In Linz we could sleep at Maria’s place whom we contacted via the Warm Showers online community. A very strong woman who fights for the rights of cyclist around the town of Linz and is organising the monthly “critical mass”. After the next critical mass event, they are going to watch Ovarian Psycos, a documentary movie on women in a LA bicycle gang.

From Linz we started early again down the Donau. This stage was a very interesting one. Along the way, we saw the marks of floods from 2002 and 2013 in this area. Whole communities like Mitterkirchen were surrounded by dams that were build after the 2002 flood and saved them in the 2013 floods. Other communities were hit twice and signs of destruction and renovation are still visible. Abandoned malls and missing paths. It is crazy to think about the water touching the ceiling while eating your Gulasch in a nice lokal restaurant.

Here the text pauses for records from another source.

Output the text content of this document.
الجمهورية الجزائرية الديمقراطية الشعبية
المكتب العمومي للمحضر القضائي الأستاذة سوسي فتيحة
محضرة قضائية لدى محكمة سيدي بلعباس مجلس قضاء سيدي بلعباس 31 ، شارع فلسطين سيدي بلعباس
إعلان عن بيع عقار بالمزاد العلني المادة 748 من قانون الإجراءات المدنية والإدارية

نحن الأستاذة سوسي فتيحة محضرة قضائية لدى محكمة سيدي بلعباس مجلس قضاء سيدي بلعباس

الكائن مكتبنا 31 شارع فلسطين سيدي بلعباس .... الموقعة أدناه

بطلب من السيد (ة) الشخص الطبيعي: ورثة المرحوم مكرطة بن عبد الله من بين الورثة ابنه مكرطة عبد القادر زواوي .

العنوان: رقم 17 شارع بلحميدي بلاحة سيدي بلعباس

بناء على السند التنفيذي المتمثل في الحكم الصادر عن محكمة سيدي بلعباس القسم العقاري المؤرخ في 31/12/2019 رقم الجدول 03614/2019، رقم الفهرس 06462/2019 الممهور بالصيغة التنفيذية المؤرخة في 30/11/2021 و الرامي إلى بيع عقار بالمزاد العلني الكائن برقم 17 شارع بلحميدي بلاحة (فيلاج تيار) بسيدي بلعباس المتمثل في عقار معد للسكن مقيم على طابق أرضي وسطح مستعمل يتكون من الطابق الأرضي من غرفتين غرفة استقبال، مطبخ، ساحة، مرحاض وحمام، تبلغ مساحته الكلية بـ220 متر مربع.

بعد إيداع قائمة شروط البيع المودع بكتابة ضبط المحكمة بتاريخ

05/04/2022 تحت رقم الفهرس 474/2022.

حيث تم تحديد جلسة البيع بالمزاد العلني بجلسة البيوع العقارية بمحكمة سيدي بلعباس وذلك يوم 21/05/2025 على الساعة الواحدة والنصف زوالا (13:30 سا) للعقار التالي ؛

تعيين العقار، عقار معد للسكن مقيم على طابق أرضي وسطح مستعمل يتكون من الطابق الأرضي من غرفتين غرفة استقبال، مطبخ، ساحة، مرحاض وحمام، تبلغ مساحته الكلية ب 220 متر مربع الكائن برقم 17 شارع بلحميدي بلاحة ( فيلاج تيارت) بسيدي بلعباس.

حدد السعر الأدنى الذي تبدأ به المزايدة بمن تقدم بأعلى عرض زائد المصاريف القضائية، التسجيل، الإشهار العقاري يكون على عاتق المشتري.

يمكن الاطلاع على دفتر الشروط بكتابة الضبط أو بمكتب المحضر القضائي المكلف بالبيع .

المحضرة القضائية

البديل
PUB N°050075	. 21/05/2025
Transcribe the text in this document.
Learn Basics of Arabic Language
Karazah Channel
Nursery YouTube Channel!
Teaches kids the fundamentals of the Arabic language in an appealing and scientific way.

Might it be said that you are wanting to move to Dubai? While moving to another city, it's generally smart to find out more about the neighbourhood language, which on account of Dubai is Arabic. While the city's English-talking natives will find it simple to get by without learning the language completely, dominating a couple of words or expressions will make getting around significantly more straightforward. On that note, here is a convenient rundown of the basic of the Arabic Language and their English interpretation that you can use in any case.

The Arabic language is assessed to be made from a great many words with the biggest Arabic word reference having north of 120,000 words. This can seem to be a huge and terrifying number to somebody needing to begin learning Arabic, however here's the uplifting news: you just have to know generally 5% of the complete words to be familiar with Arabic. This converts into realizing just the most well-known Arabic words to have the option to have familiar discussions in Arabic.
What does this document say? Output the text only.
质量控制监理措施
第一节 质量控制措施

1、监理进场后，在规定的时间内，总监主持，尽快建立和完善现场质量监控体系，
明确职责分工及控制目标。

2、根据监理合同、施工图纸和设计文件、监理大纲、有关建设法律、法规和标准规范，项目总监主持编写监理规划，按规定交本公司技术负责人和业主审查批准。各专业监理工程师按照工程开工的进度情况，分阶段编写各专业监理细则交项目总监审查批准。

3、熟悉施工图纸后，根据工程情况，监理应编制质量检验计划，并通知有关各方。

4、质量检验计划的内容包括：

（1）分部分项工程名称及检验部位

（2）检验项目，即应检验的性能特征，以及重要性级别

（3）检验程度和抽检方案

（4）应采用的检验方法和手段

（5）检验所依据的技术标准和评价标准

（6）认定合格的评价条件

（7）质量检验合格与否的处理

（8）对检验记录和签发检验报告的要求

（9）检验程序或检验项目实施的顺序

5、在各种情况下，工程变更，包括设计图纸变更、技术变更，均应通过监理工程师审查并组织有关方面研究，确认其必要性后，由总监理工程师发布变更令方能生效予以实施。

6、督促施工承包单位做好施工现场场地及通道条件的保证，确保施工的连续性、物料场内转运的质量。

We ended up in Melk, a very wealthy looking community. The most prominent building in Melk is the massiv abbey. Samuel read about the history of Melk and told me a lot of things but really only one fact stuck with me. The Benedictines have been living in Melk for about 1000 years nonstop. No wonder they had time to build such a colossal monument.

Samuel and I couldn’t stand the head wind along the Donau anymore. We decided with the help of the general weather situation that we could avoid the wind by going straight East over the hills to Vienna. The ride wasn't anything interesting but the lunch was. For whatever reason, we ended up in a ordinary road side restaurant in Untern-Oberndorf. Only after entering a smoky, dimly lit saloon, we realised that this place wasn’t a gourmet temple. What did we expect? We ate some deep fried undefined vegetables and meat with a leaf of salad, a piece of tomato and a slice of cucumber. It tasted horrible but it was not the worst part. It was the vibe of the place and the people sitting in there. Mostly elderly couples with a very low conversational potential energy. Over the whole lunch time, we felt like bystanders in a Ulrich Seidel movie. If you haven’t heard of Ulrich Seidel you should watch one of his movies - maybe then you can understand how we felt.

After rolling down the last 30 km through the Wienerwald and along the Wienerflussanlage, we stayed at a nice place close to the city center of Vienna. Klara hosted us in her old shared flat with extremely high ceilings and uncountable posters and stickers on the walls. She took us out to her favourite place which is a cooperative restaurant very much connected to the bike culture in Vienna.